Il disinteresse dell’Occidente nei confronti della guerra siriana da cosa nasce, da un mancanza di interessi economici?
“Da un semplice obiettivo politico, che era quello fissato dall’amministrazione Obama: abbattere il regime di Bashar Assad, che era considerato un tassello di quell’asse sciita che dall’Iran arriva fino al confine di Israele, in modo da affievolire la sua influenza in Medioriente e garantire che l’Iran non diventasse grande potenza mediorientale. Quell’obiettivo è fallito, comunque la guerra continua e continua ancora peggio di prima”.
La situazione è grave. Anche le organizzazioni non governative hanno difficoltà.
“Beh le organizzazioni non governative hanno operato solamente da una parte, anche in questo caso: hanno operato dalla parte dei ribelli e hanno contribuito a fornirci una visione deformata di quella guerra. Forse bisogna fare una riflessione generale su quella guerra, Bisogna ripensare  una guerra per la quale si credeva, dall’inizio, che non servisse un negoziato ma soltanto un cambio di regime: errore che abbiamo già commesso con l’Iraq e con la Libia e che non hanno portato certamente benefici all’Occidente ma solamente la diffusione del caos”.
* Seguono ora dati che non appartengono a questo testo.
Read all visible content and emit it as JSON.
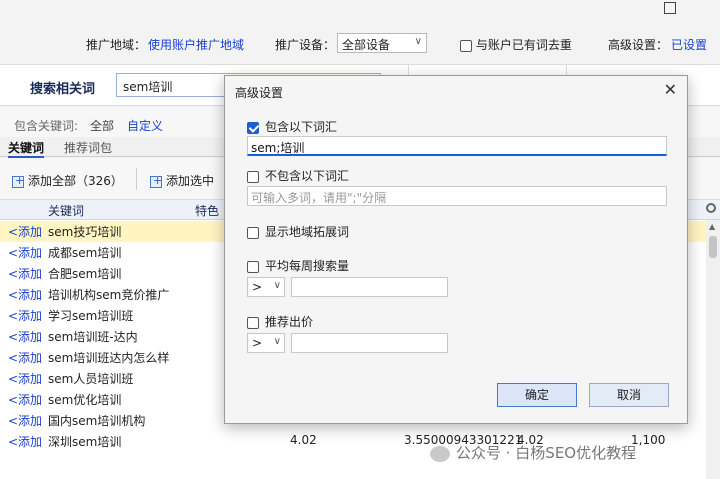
{
  "topbar": {
    "region_label": "推广地域：",
    "region_value": "使用账户推广地域",
    "device_label": "推广设备：",
    "device_value": "全部设备",
    "dedupe_label": "与账户已有词去重",
    "advanced_label": "高级设置：",
    "advanced_value": "已设置"
  },
  "search": {
    "title": "搜索相关词",
    "value": "sem培训"
  },
  "filter": {
    "label": "包含关键词:",
    "all": "全部",
    "custom": "自定义"
  },
  "tabs": [
    {
      "label": "关键词"
    },
    {
      "label": "推荐词包"
    }
  ],
  "toolbar": {
    "add_all": "添加全部（326）",
    "add_selected": "添加选中"
  },
  "grid": {
    "headers": [
      "关键词",
      "特色"
    ],
    "add_label": "<添加",
    "rows": [
      {
        "kw": "sem技巧培训"
      },
      {
        "kw": "成都sem培训"
      },
      {
        "kw": "合肥sem培训"
      },
      {
        "kw": "培训机构sem竞价推广"
      },
      {
        "kw": "学习sem培训班"
      },
      {
        "kw": "sem培训班-达内"
      },
      {
        "kw": "sem培训班达内怎么样"
      },
      {
        "kw": "sem人员培训班"
      },
      {
        "kw": "sem优化培训"
      },
      {
        "kw": "国内sem培训机构"
      },
      {
        "kw": "深圳sem培训",
        "c1": "4.02",
        "c2": "3.55000943301221",
        "c3": "4.02",
        "c4": "1,100"
      }
    ]
  },
  "dialog": {
    "title": "高级设置",
    "include_label": "包含以下词汇",
    "include_value": "sem;培训",
    "exclude_label": "不包含以下词汇",
    "exclude_placeholder": "可输入多词，请用\";\"分隔",
    "region_label": "显示地域拓展词",
    "avg_search_label": "平均每周搜索量",
    "avg_op": ">",
    "bid_label": "推荐出价",
    "bid_op": ">",
    "ok": "确定",
    "cancel": "取消"
  },
  "watermark": {
    "text": "公众号 · 白杨SEO优化教程"
  }
}
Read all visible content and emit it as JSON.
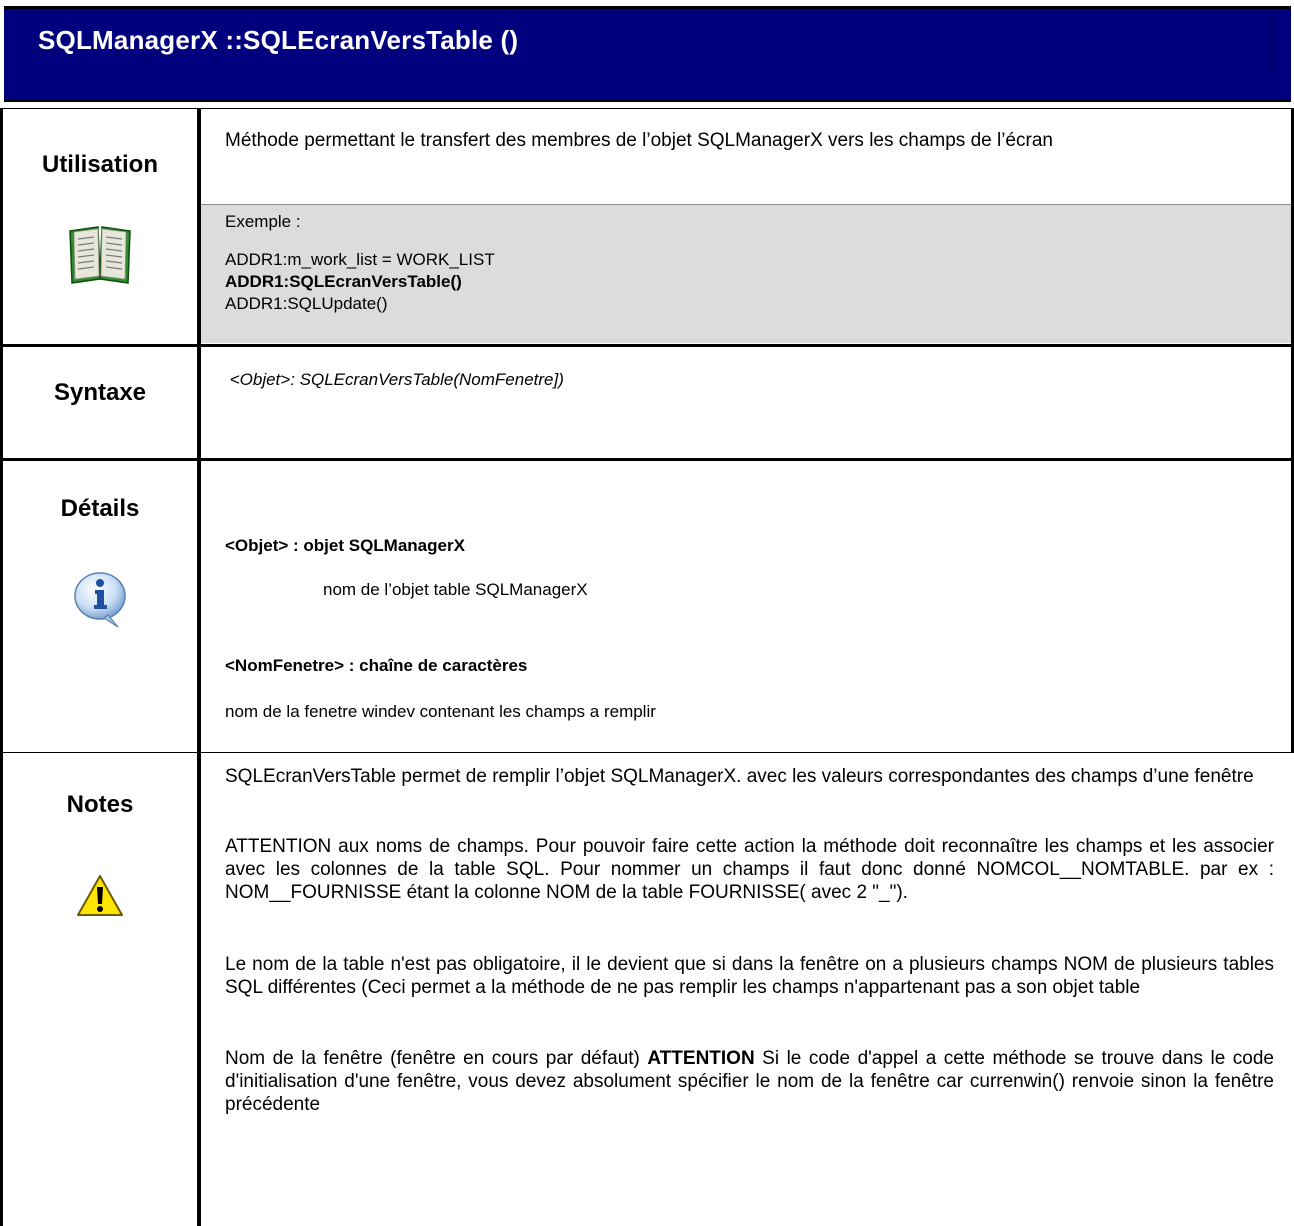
{
  "header": {
    "title": "SQLManagerX ::SQLEcranVersTable ()"
  },
  "utilisation": {
    "label": "Utilisation",
    "description": "Méthode permettant  le transfert des membres de l’objet SQLManagerX vers les champs de l’écran",
    "example_heading": "Exemple :",
    "example_lines": [
      "ADDR1:m_work_list = WORK_LIST",
      "ADDR1:SQLEcranVersTable()",
      "ADDR1:SQLUpdate()"
    ]
  },
  "syntaxe": {
    "label": "Syntaxe",
    "value": " <Objet>: SQLEcranVersTable(NomFenetre])"
  },
  "details": {
    "label": "Détails",
    "param1_title": "<Objet> : objet SQLManagerX",
    "param1_desc": "nom de l’objet table SQLManagerX",
    "param2_title": "<NomFenetre> : chaîne de caractères",
    "param2_desc": "nom de la fenetre windev contenant les champs a remplir"
  },
  "notes": {
    "label": "Notes",
    "p1": "SQLEcranVersTable permet de remplir l’objet SQLManagerX. avec les valeurs correspondantes des champs d’une fenêtre",
    "p2": "ATTENTION aux noms de champs. Pour pouvoir faire cette action la méthode doit reconnaître les champs et les associer avec les colonnes de la table SQL. Pour nommer un champs il faut donc donné NOMCOL__NOMTABLE. par ex : NOM__FOURNISSE étant la colonne NOM de la table FOURNISSE( avec 2 \"_\").",
    "p3": "Le nom de la table n'est pas obligatoire, il le devient que si dans la fenêtre on a plusieurs champs NOM de plusieurs tables SQL différentes (Ceci permet a la méthode de ne pas remplir les champs n'appartenant pas a son objet table",
    "p4_pre": "Nom de la fenêtre (fenêtre en cours par défaut) ",
    "p4_bold": "ATTENTION",
    "p4_post": " Si le code d'appel a cette méthode se trouve dans le code d'initialisation d'une fenêtre, vous devez absolument spécifier le nom de la fenêtre car currenwin() renvoie sinon la fenêtre précédente"
  },
  "icons": [
    "book-icon",
    "info-icon",
    "warning-icon"
  ]
}
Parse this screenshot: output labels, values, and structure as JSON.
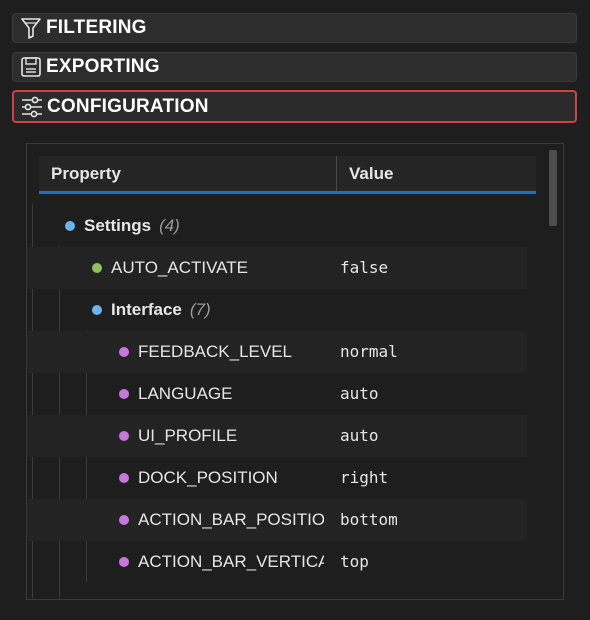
{
  "sections": [
    {
      "label": "FILTERING",
      "icon": "filter-icon"
    },
    {
      "label": "EXPORTING",
      "icon": "save-icon"
    },
    {
      "label": "CONFIGURATION",
      "icon": "sliders-icon"
    }
  ],
  "grid": {
    "columns": {
      "property": "Property",
      "value": "Value"
    },
    "rows": [
      {
        "name": "Settings",
        "count": "(4)",
        "value": "",
        "group": true,
        "color": "#6cb4ee"
      },
      {
        "name": "AUTO_ACTIVATE",
        "count": "",
        "value": "false",
        "group": false,
        "color": "#8fbf5f"
      },
      {
        "name": "Interface",
        "count": "(7)",
        "value": "",
        "group": true,
        "color": "#6cb4ee"
      },
      {
        "name": "FEEDBACK_LEVEL",
        "count": "",
        "value": "normal",
        "group": false,
        "color": "#c678dd"
      },
      {
        "name": "LANGUAGE",
        "count": "",
        "value": "auto",
        "group": false,
        "color": "#c678dd"
      },
      {
        "name": "UI_PROFILE",
        "count": "",
        "value": "auto",
        "group": false,
        "color": "#c678dd"
      },
      {
        "name": "DOCK_POSITION",
        "count": "",
        "value": "right",
        "group": false,
        "color": "#c678dd"
      },
      {
        "name": "ACTION_BAR_POSITION",
        "count": "",
        "value": "bottom",
        "group": false,
        "color": "#c678dd"
      },
      {
        "name": "ACTION_BAR_VERTICAL",
        "count": "",
        "value": "top",
        "group": false,
        "color": "#c678dd"
      }
    ]
  }
}
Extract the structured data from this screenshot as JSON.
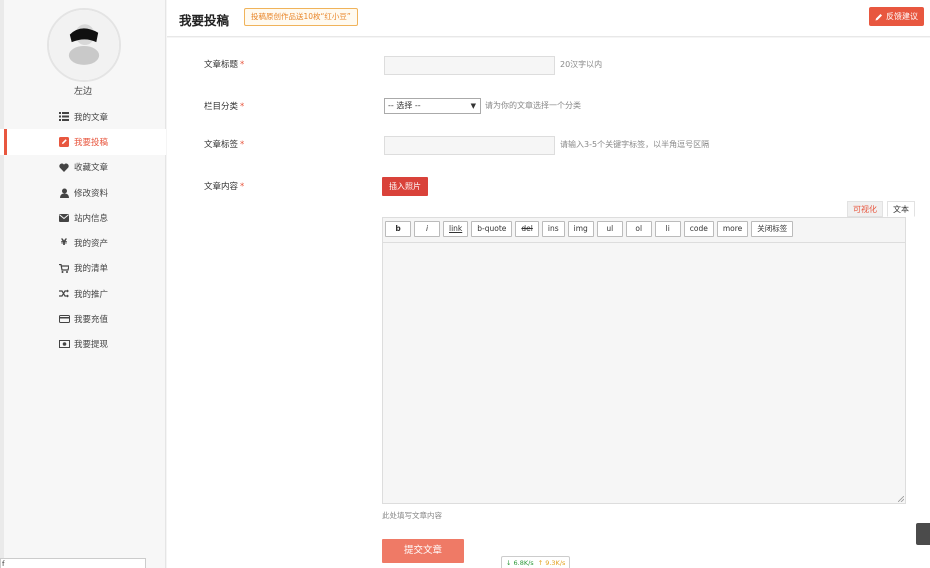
{
  "sidebar": {
    "username": "左边",
    "items": [
      {
        "label": "我的文章",
        "icon": "list-icon"
      },
      {
        "label": "我要投稿",
        "icon": "edit-icon"
      },
      {
        "label": "收藏文章",
        "icon": "heart-icon"
      },
      {
        "label": "修改资料",
        "icon": "user-icon"
      },
      {
        "label": "站内信息",
        "icon": "envelope-icon"
      },
      {
        "label": "我的资产",
        "icon": "yuan-icon"
      },
      {
        "label": "我的清单",
        "icon": "cart-icon"
      },
      {
        "label": "我的推广",
        "icon": "shuffle-icon"
      },
      {
        "label": "我要充值",
        "icon": "credit-card-icon"
      },
      {
        "label": "我要提现",
        "icon": "cash-icon"
      }
    ],
    "active_index": 1,
    "bottom_input_value": "f"
  },
  "header": {
    "title": "我要投稿",
    "promo": "投稿原创作品送10枚“红小豆”",
    "feedback_label": "反馈建议"
  },
  "form": {
    "title_label": "文章标题",
    "title_hint": "20汉字以内",
    "category_label": "栏目分类",
    "category_selected": "-- 选择 --",
    "category_hint": "请为你的文章选择一个分类",
    "tags_label": "文章标签",
    "tags_hint": "请输入3-5个关键字标签，以半角逗号区隔",
    "content_label": "文章内容",
    "insert_photo_label": "插入照片",
    "required_mark": "*",
    "editor_tabs": [
      "可视化",
      "文本"
    ],
    "toolbar": [
      "b",
      "i",
      "link",
      "b-quote",
      "del",
      "ins",
      "img",
      "ul",
      "ol",
      "li",
      "code",
      "more",
      "关闭标签"
    ],
    "editor_hint": "此处填写文章内容",
    "submit_label": "提交文章"
  },
  "net_speed": {
    "down": "6.8K/s",
    "up": "9.3K/s"
  },
  "colors": {
    "accent": "#e8573f",
    "submit": "#ef7a66",
    "promo_border": "#f0b35a"
  }
}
Come dovrebbe muoversi un negoziato? Che disegno dovrebbe perseguire?
“Un negoziato passa innanzi tutto da un elemento fondamentale che è l’eliminazione del clima di guerra fredda tra Russia e Stati Uniti che sembra invece essere alimentato. Vladimir Putin viene considerato un mostro, una specie di nemico dell’Occidente, però è l’unico che ha una visione politica. Non dimentichiamoci che la Russia è un nostro vicino, quindi riportare Putin nel negoziato, discutere con lui, potrebbe essere una via d’uscita anche dal conflitto siriano”.